Por Carlos Fino
– Desafiou a maior potência do mundo, nacionalizando os interesses das principais companhias norte-americanas em Cuba;
– enfrentou um brutal bloqueio económico, que dura até aos nossos dias;
– escapou a inúmeras tentativas de assassinato, incluindo um desembarque militar na ilha;
– construiu no país sistemas de saúde e educação públicas que merecem os maiores elogios por parte dos organismos especializados das Nações Unidas e não têm paralelo no mundo em desenvolvimento;
– incentivou – sem êxito – a guerrilha na América Latina, esteve no centro de um possível confronto nuclear e
– de caminho, ainda colocou um exército em Angola, cuja acção vitoriosa foi decisiva para o fim do racismo e do apartheid na África do Sul…
Em contrapartida,
– nunca cumpriu a promessa de realizar eleições livres;
– perseguiu e executou opositores;
– condenou dissidentes, incluindo jornalistas, a longas penas de prisão;
– não respeitou os direitos de livre expressão do pensamento, reunião e associação;
– cerceou drasticamente as liberdades de circulação e de culto (esta, mais tarde, bastante mitigada);
– deu origem a um êxodo em massa que levou numerosos técnicos e intelectuais a abandonarem o país.

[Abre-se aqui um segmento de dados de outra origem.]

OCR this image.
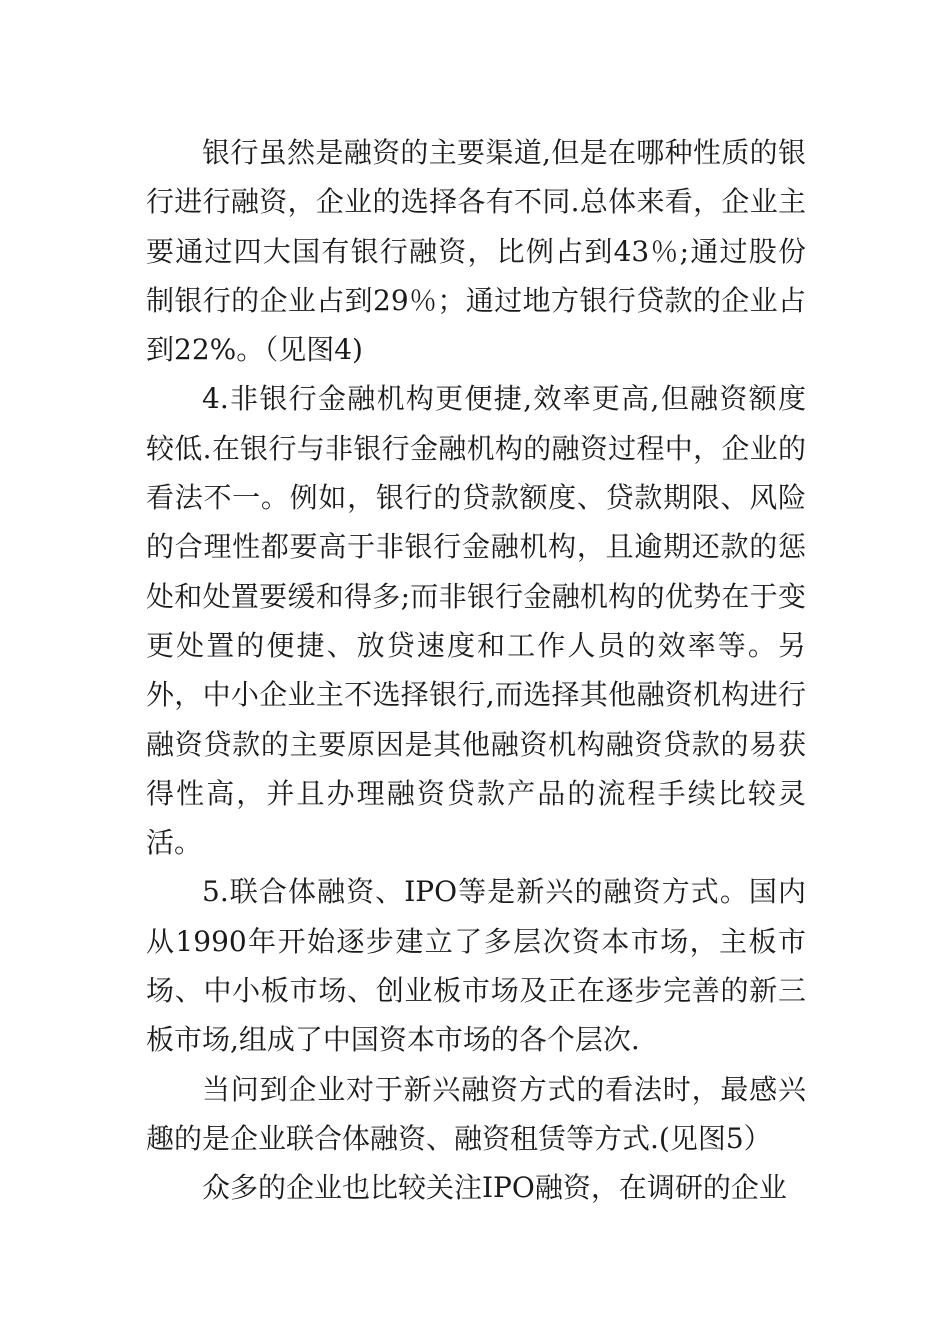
银行虽然是融资的主要渠道,但是在哪种性质的银行进行融资，企业的选择各有不同.总体来看，企业主要通过四大国有银行融资，比例占到43％;通过股份制银行的企业占到29％；通过地方银行贷款的企业占到22%。（见图4)

4.非银行金融机构更便捷,效率更高,但融资额度较低.在银行与非银行金融机构的融资过程中，企业的看法不一。例如，银行的贷款额度、贷款期限、风险的合理性都要高于非银行金融机构，且逾期还款的惩处和处置要缓和得多;而非银行金融机构的优势在于变更处置的便捷、放贷速度和工作人员的效率等。另外，中小企业主不选择银行,而选择其他融资机构进行融资贷款的主要原因是其他融资机构融资贷款的易获得性高，并且办理融资贷款产品的流程手续比较灵活。

5.联合体融资、IPO等是新兴的融资方式。国内从1990年开始逐步建立了多层次资本市场，主板市场、中小板市场、创业板市场及正在逐步完善的新三板市场,组成了中国资本市场的各个层次.

当问到企业对于新兴融资方式的看法时，最感兴趣的是企业联合体融资、融资租赁等方式.(见图5）

众多的企业也比较关注IPO融资，在调研的企业
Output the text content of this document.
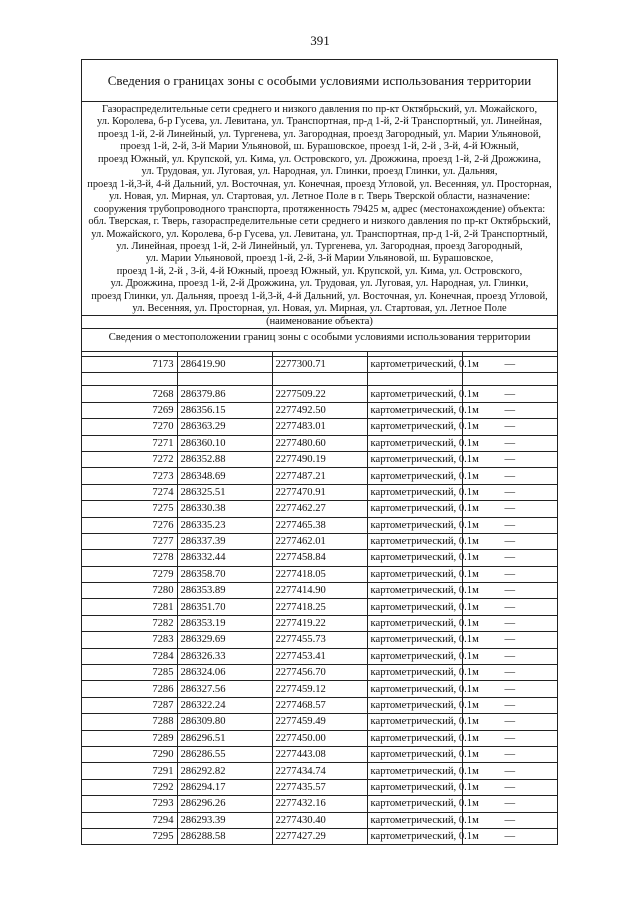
391
Сведения о границах зоны с особыми условиями использования территории
Газораспределительные сети среднего и низкого давления по пр-кт Октябрьский, ул. Можайского,
ул. Королева, б-р Гусева, ул. Левитана, ул. Транспортная, пр-д 1-й, 2-й Транспортный, ул. Линейная,
проезд 1-й, 2-й Линейный, ул. Тургенева, ул. Загородная, проезд Загородный, ул. Марии Ульяновой,
проезд 1-й, 2-й, 3-й Марии Ульяновой, ш. Бурашовское, проезд 1-й, 2-й , 3-й, 4-й Южный,
проезд Южный, ул. Крупской, ул. Кима, ул. Островского, ул. Дрожжина, проезд 1-й, 2-й Дрожжина,
ул. Трудовая, ул. Луговая, ул. Народная, ул. Глинки, проезд Глинки, ул. Дальняя,
проезд 1-й,3-й, 4-й Дальний, ул. Восточная, ул. Конечная, проезд Угловой, ул. Весенняя, ул. Просторная,
ул. Новая, ул. Мирная, ул. Стартовая, ул. Летное Поле в г. Тверь Тверской области, назначение:
сооружения трубопроводного транспорта, протяженность 79425 м, адрес (местонахождение) объекта:
обл. Тверская, г. Тверь, газораспределительные сети среднего и низкого давления по пр-кт Октябрьский,
ул. Можайского, ул. Королева, б-р Гусева, ул. Левитана, ул. Транспортная, пр-д 1-й, 2-й Транспортный,
ул. Линейная, проезд 1-й, 2-й Линейный, ул. Тургенева, ул. Загородная, проезд Загородный,
ул. Марии Ульяновой, проезд 1-й, 2-й, 3-й Марии Ульяновой, ш. Бурашовское,
проезд 1-й, 2-й , 3-й, 4-й Южный, проезд Южный, ул. Крупской, ул. Кима, ул. Островского,
ул. Дрожжина, проезд 1-й, 2-й Дрожжина, ул. Трудовая, ул. Луговая, ул. Народная, ул. Глинки,
проезд Глинки, ул. Дальняя, проезд 1-й,3-й, 4-й Дальний, ул. Восточная, ул. Конечная, проезд Угловой,
ул. Весенняя, ул. Просторная, ул. Новая, ул. Мирная, ул. Стартовая, ул. Летное Поле
(наименование объекта)
Сведения о местоположении границ зоны с особыми условиями использования территории

7173	286419.90	2277300.71	картометрический, 0.1м	—

7268	286379.86	2277509.22	картометрический, 0.1м	—
7269	286356.15	2277492.50	картометрический, 0.1м	—
7270	286363.29	2277483.01	картометрический, 0.1м	—
7271	286360.10	2277480.60	картометрический, 0.1м	—
7272	286352.88	2277490.19	картометрический, 0.1м	—
7273	286348.69	2277487.21	картометрический, 0.1м	—
7274	286325.51	2277470.91	картометрический, 0.1м	—
7275	286330.38	2277462.27	картометрический, 0.1м	—
7276	286335.23	2277465.38	картометрический, 0.1м	—
7277	286337.39	2277462.01	картометрический, 0.1м	—
7278	286332.44	2277458.84	картометрический, 0.1м	—
7279	286358.70	2277418.05	картометрический, 0.1м	—
7280	286353.89	2277414.90	картометрический, 0.1м	—
7281	286351.70	2277418.25	картометрический, 0.1м	—
7282	286353.19	2277419.22	картометрический, 0.1м	—
7283	286329.69	2277455.73	картометрический, 0.1м	—
7284	286326.33	2277453.41	картометрический, 0.1м	—
7285	286324.06	2277456.70	картометрический, 0.1м	—
7286	286327.56	2277459.12	картометрический, 0.1м	—
7287	286322.24	2277468.57	картометрический, 0.1м	—
7288	286309.80	2277459.49	картометрический, 0.1м	—
7289	286296.51	2277450.00	картометрический, 0.1м	—
7290	286286.55	2277443.08	картометрический, 0.1м	—
7291	286292.82	2277434.74	картометрический, 0.1м	—
7292	286294.17	2277435.57	картометрический, 0.1м	—
7293	286296.26	2277432.16	картометрический, 0.1м	—
7294	286293.39	2277430.40	картометрический, 0.1м	—
7295	286288.58	2277427.29	картометрический, 0.1м	—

No mínimo controverso e sempre superlativo de luz e sombra, Fidel foi inegavelmente um personagem de dimensão histórica – talvez o último grande personagem do século XX, a ponto de se poder porventura afirmar que este só agora, com o seu desaparecimento, verdadeiramente terminou.
O grande paradoxo é que para o seu crescimento a ponto de se transformar num mito de proporções mundiais, contribuiu sem dúvida a intransigência norte-americana.
Feridos no seu orgulho de grande potência, incapazes de aceitar tranquilamente o desafio que se levantava a escassos 140 kms da sua costa sul, os EUA, ao optarem pela hostilidade permanente em vez do diálogo, acabaram por elevar Fidel a símbolo internacional da luta por um desenvolvimento independente.
Paradoxo tanto maior quanto é certo que, no plano do confronto entre capitalismo e socialismo, que dominou o século, Fidel perdeu a batalha. O sistema que defendia e em cujos defensores se apoiava, colapsou, obrigando os seus defensores em todo o mundo a reorientar-se e rever posições, programas e tácticas de luta.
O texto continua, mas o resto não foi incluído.